In our paper, we propose a novel strategy to learn distortion invariant latent representation from painting pictures for visual attention modelling downstream task. In further detail, we design an unsupervised framework that jointly maximises the mutual information over different painting styles. To show the effectiveness of our approach, we firstly propose a lightweight scanpath baseline model and compare its performance to some state-of-the-art methods. Secondly, we train the encoder of our baseline model on large-scale painting images to study the efficiency of the proposed self-supervised strategy. The lightweight decoder proves effective in learning from the self-supervised pre-trained encoder with better performances than the end-to-end fine-tuned supervised baseline on two painting datasets, including a proposed new visual attention modelling dataset.

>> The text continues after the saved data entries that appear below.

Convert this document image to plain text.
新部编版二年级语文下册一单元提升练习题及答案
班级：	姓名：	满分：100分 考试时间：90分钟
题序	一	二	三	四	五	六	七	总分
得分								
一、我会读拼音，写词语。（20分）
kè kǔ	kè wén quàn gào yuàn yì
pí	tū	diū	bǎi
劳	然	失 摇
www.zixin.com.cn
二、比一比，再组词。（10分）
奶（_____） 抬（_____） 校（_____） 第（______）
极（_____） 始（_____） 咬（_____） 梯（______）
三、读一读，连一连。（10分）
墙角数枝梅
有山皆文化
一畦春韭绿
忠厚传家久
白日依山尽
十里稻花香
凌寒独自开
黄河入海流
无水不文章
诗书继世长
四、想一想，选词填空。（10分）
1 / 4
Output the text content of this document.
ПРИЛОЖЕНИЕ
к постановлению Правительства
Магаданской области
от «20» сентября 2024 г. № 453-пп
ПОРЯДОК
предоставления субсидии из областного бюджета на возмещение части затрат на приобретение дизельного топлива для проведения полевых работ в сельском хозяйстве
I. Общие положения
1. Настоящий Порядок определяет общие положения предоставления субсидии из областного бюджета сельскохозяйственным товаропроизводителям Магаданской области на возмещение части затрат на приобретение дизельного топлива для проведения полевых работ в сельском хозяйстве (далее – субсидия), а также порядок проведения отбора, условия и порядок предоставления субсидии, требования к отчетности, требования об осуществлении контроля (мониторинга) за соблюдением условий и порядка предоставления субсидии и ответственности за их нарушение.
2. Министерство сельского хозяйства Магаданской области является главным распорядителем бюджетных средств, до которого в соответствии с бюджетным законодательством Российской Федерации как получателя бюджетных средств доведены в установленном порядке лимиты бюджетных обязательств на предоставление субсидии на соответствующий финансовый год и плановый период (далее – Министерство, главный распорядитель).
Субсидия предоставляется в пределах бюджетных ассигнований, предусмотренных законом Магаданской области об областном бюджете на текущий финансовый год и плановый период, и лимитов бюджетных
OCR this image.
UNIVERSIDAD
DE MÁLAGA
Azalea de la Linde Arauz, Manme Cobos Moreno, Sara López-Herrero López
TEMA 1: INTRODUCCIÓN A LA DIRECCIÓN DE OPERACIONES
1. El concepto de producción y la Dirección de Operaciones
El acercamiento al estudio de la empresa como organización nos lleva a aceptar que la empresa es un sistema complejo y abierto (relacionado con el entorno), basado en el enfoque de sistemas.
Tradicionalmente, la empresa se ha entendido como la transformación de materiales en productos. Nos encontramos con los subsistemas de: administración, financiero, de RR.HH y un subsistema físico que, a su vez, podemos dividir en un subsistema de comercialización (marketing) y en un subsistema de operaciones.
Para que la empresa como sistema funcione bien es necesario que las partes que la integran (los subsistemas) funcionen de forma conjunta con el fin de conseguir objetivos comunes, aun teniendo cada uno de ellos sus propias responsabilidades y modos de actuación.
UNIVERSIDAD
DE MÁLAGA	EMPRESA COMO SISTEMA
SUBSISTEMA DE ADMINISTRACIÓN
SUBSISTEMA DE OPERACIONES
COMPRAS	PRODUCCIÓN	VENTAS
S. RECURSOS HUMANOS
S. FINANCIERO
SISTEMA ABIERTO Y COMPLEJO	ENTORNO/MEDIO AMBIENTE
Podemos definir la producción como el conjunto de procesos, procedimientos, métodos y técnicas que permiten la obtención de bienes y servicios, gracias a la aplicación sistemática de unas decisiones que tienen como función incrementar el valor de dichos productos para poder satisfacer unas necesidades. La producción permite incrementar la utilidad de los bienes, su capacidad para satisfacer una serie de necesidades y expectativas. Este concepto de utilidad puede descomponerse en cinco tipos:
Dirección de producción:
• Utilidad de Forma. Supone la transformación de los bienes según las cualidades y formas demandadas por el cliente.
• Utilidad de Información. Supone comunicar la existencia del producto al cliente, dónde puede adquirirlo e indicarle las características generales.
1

Please cite the following papers for this project:
@InProceedings{Tliba_2022_CVPR,
author = {Tliba, Marouane and Kerkouri, Mohamed Amine and Chetouani, Aladine and Bruno, Alessandro},
title = {Self Supervised Scanpath Prediction Framework for Painting Images},
booktitle = {Proceedings of the IEEE/CVF Conference on Computer Vision and Pattern Recognition (CVPR) Workshops},
month = {June},
year = {2022},
pages = {1539-1548}
}
The repo relies on Pytorch, and torchvision libraries.